As for the HD123 runoff, putting aside Previtera’s adorable invocation of that old Reagan chestnut about Latinos being Republicans that just haven’t figured it out yet, I would note that 75% of the vote cast in that race was for Democrats. Good luck finding a way to 50% plus one with that.
Meanwhile, in HD17:
Cyrier and Golemon might be from the same party, but they come from different corners of the GOP.
Cyrier, who started the contracting firm Sabre Commercial and who served on the Caldwell County Commissioners’ Court, boasts the support of some Democrats and says he is ready to reach across the aisle to govern.
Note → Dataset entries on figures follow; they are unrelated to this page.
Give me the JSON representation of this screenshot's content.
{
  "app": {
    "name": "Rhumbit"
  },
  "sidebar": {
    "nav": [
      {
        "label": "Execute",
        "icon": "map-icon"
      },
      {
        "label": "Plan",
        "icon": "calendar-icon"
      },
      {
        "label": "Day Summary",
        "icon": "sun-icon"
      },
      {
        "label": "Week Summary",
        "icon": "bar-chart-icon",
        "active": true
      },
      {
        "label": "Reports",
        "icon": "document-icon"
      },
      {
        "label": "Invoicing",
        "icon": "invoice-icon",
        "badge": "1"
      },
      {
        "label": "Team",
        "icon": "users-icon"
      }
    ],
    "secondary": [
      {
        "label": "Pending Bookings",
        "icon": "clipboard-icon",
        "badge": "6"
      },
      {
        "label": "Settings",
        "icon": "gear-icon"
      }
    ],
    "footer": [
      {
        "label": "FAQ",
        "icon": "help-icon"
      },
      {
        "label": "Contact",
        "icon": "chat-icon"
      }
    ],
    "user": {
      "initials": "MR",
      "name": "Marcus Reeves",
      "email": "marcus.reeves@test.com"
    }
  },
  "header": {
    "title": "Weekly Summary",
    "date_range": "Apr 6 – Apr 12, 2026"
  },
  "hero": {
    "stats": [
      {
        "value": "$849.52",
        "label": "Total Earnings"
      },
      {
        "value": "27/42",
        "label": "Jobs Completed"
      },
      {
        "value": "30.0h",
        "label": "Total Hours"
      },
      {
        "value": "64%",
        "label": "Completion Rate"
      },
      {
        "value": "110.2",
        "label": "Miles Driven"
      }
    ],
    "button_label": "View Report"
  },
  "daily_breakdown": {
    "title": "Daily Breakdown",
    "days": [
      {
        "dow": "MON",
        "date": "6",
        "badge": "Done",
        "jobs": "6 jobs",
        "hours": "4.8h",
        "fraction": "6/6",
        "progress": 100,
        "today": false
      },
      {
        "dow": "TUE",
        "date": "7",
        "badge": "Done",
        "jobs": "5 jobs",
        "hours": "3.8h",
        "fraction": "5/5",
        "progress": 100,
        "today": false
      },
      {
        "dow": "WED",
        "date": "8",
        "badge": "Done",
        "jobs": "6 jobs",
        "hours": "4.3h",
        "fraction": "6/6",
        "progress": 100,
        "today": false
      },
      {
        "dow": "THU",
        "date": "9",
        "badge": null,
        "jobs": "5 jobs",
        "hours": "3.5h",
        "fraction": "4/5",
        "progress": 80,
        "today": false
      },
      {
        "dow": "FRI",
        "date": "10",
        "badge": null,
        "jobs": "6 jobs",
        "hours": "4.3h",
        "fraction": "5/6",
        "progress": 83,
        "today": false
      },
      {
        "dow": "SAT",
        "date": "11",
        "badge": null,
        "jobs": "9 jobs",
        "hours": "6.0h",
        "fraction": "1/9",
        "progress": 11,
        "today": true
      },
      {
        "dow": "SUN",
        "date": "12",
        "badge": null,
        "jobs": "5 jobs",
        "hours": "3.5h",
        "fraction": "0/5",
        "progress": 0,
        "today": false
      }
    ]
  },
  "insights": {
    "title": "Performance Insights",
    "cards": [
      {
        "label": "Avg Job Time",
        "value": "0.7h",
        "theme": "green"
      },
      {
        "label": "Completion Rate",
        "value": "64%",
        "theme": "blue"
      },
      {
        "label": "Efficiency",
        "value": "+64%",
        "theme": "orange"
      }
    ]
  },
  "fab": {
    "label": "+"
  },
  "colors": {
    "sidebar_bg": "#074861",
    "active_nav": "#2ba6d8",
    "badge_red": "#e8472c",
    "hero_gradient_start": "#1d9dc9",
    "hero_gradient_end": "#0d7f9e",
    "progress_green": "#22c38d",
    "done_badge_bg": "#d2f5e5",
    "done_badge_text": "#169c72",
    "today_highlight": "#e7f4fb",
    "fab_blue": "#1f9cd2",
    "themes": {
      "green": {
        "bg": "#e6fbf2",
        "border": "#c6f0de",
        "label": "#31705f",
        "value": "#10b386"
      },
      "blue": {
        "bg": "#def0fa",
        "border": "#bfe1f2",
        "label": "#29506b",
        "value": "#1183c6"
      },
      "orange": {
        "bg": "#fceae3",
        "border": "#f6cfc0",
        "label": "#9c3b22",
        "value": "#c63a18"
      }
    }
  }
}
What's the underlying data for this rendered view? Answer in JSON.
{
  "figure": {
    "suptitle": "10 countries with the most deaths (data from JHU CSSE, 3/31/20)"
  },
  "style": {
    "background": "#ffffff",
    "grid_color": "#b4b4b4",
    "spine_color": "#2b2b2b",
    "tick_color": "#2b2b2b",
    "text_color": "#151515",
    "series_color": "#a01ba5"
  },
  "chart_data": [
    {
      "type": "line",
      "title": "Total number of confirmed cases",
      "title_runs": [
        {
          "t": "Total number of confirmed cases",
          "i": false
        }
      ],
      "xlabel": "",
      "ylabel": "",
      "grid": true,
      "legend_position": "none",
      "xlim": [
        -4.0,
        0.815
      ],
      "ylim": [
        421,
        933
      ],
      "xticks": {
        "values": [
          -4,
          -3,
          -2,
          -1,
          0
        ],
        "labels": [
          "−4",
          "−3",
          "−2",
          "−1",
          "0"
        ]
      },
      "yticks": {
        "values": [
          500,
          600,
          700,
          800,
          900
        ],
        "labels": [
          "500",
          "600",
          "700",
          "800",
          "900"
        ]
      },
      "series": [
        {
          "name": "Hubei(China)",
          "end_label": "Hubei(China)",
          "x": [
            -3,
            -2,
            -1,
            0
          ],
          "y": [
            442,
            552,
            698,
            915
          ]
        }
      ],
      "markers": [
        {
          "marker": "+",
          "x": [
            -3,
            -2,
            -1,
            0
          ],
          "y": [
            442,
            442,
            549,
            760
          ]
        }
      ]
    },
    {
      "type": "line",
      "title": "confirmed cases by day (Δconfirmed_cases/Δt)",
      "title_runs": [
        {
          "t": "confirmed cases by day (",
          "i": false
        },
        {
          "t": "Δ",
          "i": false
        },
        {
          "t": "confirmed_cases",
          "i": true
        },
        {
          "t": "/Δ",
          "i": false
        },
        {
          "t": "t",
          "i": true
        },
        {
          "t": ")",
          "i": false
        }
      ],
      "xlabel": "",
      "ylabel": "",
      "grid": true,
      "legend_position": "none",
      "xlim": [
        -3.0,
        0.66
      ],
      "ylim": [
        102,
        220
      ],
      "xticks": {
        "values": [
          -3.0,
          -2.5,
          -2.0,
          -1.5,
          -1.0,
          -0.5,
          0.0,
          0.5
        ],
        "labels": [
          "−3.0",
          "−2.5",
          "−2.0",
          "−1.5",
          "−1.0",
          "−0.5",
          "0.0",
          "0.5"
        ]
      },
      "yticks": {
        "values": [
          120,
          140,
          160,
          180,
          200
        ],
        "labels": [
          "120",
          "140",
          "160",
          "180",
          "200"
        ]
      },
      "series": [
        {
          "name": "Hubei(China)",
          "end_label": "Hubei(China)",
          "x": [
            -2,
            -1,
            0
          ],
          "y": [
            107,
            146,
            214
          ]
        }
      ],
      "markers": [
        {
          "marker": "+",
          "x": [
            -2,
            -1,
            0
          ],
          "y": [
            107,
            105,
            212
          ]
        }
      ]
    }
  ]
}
Meanwhile, Golemon sees himself as the more conservative choice, he said. An entrepreneur and the son of a high-dollar lobbyist, Golemon doesn’t have a record to run on, but his campaign consultant, Luke Macias, has a reputation for helping to elect some of the Legislature’s most conservative and tea party-backed members.
Both Golemon and Cyrier have said they would focus on protecting water resources in the district, if elected.
Golemon’s website says he also wants to pass legislation dealing with education, securing the border, advancing Second Amendment rights and opposing the Affordable Care Act.
Cyrier’s other priorities include improving the state transportation system and funding public education, he said.
Like I said, not a pickup opportunity, but it’s clear what the better outcome is at this point. Now we await word of the runoff date.